Hallo zusammen! Seit gut 12 Monaten nehme ich einen Anwalt in Anspruch, da ich wegen Erbschaftssteuern Ärger mit dem Finanzamt habe. Als ich das erste mal meinen Anwalt aufsuchte, war ich noch arbeitslos und stellte demnach einen Antrag auf Anwaltskostenbeihilfe.(Rechtsberatung). Mein Anwalt ist immernoch aktiv und es geht vermutlich vors Gericht. Ich bin nun nicht mehr arbeitslos. Verdiene 1000 Euro netto. Meine Frage an Euch: Muss ich nun auch meinen Anwalt bezahlen? Ich habe noch keine Rechnung o.Ä. erhalten. Was denkt Ihr? Bitte um Euren Rat! Vielen Dank.
Die Anwaltskosten werden vom Prozeßunterlegendem gezahlt. Bei Prozeßgewinn also vom Staat.

die einfachste Lösung wäre doch die, wen du den Anwalt fragen würdest, nicht du am Schluß einen Schreck fürs Leben bekommst...
zwischen recht haben und Recht bekommen liegt gerade in Deutschland eine sehr weite Kluft
Diese Frage darfst Du am besten dem Anwalt stellen. Normalerweise zahlt in Zivilverfahren erstmal jede Partei für sich. Je nach Urteilsspruch zahlt:
im Gewinnfall - der Verlierer i.d.R. auch die Kosten der Siegpartei;
beim gemiscten Urteil können die Kosten entweder in einen Topf geschmissen und umgekehrt proportional zu Urteil geteilt werden, proportional geteilt werden oder es bleibt jeder auf seinen Kosten sitzen. Die Richter nehmen oft bei der Kostenentscheidung Rücksicht auf die Vermögensverhältnisse der Parteien.
Solltest Du verlieren oder eigene Kosten tragen müssen, müßte die Beihilfe für die eigenen Kosten reichen. Allerdings sind diese gedeckelt und so mancher Anwalt will mehr und betrachtet die Beihilfe nur als eine Art Grundhoorar und verlangt bei Erfolg gerne mehr. Seit dieses Jahr ist dies auch legal.

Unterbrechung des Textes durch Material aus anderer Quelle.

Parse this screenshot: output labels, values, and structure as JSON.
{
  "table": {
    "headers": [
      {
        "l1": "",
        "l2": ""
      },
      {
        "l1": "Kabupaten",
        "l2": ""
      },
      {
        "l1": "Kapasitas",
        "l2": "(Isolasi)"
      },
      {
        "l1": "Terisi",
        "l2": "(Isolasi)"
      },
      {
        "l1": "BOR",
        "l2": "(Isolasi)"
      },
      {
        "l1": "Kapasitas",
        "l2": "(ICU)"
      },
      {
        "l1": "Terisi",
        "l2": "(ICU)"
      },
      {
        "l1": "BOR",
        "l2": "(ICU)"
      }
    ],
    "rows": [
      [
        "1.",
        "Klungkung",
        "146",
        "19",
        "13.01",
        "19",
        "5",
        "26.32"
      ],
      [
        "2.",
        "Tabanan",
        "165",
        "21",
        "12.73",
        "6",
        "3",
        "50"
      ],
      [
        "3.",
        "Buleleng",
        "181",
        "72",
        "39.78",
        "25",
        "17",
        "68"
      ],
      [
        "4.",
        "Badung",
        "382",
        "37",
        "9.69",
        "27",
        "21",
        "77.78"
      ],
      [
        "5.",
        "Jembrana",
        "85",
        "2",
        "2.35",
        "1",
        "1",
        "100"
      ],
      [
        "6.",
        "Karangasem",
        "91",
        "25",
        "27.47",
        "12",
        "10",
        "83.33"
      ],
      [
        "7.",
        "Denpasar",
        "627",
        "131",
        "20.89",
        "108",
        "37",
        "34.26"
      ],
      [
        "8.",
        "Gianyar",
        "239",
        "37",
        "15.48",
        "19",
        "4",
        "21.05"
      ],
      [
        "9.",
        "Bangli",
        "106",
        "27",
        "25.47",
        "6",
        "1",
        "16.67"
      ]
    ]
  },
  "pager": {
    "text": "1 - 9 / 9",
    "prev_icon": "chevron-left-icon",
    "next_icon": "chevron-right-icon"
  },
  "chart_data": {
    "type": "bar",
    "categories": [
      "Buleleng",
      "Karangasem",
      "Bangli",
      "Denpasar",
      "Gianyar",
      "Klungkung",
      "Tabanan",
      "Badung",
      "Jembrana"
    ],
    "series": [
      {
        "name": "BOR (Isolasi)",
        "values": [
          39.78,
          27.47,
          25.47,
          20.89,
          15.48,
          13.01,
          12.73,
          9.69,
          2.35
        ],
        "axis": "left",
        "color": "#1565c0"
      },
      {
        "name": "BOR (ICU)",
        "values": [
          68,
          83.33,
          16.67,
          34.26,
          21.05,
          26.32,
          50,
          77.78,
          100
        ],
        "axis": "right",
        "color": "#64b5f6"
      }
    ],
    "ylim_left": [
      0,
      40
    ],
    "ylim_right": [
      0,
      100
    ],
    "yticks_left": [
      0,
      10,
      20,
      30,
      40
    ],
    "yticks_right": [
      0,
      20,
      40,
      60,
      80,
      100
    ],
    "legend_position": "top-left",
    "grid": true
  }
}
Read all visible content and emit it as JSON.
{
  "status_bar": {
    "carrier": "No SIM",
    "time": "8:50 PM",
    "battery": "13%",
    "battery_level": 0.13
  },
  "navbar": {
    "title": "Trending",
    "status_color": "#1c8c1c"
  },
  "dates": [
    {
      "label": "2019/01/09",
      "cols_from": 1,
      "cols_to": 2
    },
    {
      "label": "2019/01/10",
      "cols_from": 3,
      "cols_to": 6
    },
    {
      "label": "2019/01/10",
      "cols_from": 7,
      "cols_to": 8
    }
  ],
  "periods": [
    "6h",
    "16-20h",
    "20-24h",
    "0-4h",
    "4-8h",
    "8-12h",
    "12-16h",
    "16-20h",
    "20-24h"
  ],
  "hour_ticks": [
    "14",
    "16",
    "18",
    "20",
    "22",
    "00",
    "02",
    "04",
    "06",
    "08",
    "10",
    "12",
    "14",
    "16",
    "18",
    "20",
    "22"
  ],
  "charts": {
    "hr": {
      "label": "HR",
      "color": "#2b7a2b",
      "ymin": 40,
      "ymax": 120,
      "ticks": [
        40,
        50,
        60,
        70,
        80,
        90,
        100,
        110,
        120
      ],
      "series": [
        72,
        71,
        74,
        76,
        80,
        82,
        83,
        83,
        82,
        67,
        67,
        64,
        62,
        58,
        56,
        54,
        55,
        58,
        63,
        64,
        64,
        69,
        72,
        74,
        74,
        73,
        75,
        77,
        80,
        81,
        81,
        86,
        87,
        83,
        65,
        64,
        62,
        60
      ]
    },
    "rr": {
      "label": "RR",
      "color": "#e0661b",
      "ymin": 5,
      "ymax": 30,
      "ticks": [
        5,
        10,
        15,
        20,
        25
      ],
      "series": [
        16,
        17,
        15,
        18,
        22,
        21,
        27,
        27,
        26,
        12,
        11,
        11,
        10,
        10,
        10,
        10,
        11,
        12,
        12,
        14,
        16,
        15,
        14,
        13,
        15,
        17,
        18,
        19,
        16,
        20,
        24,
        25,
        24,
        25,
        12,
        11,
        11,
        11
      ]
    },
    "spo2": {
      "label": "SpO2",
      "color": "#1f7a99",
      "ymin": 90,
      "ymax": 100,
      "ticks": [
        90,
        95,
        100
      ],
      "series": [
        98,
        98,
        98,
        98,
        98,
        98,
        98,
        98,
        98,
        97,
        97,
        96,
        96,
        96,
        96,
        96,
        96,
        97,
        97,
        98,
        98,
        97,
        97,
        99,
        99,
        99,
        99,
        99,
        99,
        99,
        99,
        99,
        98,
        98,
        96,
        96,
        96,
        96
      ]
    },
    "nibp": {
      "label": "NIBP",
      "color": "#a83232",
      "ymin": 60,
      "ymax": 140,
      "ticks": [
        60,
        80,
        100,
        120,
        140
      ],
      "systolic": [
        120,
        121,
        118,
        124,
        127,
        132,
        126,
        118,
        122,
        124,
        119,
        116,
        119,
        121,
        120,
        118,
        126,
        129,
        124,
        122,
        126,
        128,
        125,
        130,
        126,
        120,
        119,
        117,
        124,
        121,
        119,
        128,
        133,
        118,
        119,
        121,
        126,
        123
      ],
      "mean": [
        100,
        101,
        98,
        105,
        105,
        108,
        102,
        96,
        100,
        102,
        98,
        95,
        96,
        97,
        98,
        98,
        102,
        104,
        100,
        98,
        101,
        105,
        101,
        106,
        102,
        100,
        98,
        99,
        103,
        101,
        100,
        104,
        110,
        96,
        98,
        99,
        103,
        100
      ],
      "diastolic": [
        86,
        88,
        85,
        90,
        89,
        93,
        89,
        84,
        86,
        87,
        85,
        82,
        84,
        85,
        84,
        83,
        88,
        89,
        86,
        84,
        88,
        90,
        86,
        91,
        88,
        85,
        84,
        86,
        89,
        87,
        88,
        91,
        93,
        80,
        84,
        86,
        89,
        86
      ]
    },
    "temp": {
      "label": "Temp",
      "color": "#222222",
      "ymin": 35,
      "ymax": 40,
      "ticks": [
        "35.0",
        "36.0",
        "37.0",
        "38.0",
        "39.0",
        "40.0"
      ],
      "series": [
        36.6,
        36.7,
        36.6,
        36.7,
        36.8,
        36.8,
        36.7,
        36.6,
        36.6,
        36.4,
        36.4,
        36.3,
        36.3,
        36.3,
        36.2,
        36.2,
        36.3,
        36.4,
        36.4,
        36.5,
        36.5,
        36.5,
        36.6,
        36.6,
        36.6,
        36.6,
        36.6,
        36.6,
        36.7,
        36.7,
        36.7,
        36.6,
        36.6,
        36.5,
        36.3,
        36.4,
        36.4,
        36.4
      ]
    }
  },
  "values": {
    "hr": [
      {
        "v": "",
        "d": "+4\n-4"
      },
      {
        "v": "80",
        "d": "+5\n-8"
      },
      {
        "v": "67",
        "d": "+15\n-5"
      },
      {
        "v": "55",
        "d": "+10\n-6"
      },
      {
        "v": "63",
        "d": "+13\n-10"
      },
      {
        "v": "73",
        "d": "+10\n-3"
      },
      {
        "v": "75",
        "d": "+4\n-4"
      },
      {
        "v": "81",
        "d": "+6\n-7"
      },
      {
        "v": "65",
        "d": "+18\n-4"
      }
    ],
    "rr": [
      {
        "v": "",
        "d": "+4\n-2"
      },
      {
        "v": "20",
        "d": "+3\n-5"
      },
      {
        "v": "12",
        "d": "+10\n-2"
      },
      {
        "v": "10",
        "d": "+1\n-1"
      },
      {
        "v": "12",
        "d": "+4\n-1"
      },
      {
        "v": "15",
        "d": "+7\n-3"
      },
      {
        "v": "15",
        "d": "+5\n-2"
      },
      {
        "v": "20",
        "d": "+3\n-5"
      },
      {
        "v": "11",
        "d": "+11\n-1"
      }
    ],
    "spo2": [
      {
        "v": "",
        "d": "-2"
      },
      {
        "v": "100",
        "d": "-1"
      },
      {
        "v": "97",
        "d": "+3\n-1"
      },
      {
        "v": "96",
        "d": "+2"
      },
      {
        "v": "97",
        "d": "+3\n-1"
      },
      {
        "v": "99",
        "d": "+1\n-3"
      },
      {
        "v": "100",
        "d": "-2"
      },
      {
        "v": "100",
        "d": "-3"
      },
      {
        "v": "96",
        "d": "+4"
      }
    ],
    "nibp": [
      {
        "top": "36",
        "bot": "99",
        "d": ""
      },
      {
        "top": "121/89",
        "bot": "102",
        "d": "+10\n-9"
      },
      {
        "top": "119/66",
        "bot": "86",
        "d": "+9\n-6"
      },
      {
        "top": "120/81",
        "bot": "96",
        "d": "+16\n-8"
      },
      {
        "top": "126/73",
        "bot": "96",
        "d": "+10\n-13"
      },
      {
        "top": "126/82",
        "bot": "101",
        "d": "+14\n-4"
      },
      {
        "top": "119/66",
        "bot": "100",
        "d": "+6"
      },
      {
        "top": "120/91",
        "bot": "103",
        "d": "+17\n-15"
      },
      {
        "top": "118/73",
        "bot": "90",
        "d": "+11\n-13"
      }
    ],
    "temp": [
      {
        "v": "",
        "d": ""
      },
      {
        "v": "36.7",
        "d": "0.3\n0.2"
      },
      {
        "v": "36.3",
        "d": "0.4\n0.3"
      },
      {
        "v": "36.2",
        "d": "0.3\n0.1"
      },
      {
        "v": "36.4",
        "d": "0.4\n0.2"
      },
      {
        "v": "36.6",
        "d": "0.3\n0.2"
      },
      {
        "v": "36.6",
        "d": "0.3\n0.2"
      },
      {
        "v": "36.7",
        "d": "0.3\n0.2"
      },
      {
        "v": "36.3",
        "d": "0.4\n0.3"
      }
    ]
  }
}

vielleicht wird dir prozesskostenhilfe genehmigt. kannst den antrag bei deinem anwalt stellen und wenn die chancen für dich gut stehen, dass du die verhandlung gewinnst, brauchst du nichts mehr zu zahlen
So ganz kann ich mich Gertrude nicht anschließen. Normalerweise zahlt bei Erbstreitigkeiten jede Partei seine Anwaltskosten selbst. Ich weiß jetzt leider nicht ob das auch für Streitigkeiten mit dem Finanzamt gilt, dies kann Dir aber Dein Anwalt beantworten.Bei Prozesskostenhilfe, die Du oder Dein Anwalt bei Gericht beantragen mußt, prüft das Gericht zum einen die Aussicht auf Erfolg, zum anderen Deine wirtschaftlichen Verhältnisse. Solltest Du verlieren und Dir die Gerichts- und Anwaltskosten auferlegt werden, können Deine Einkommensverhältnisse 4 Jahre lang geprüft werden. Wenn das Gericht feststellt, daß Du nun in der Lage bist diese Kosten zu zahlen, können verlangen, daß Du die PKH zurückzahlst. Notfalls auch in Raten.
Angela2305 am 21. Mai 2008 11:36 So denke ich auch, dass es richtig ist. Auch wenn Du Prozesskostenhilfe bekommst, musst Du mtl. einen Betrag, je nach Deinem Einkommen, abbezahlen.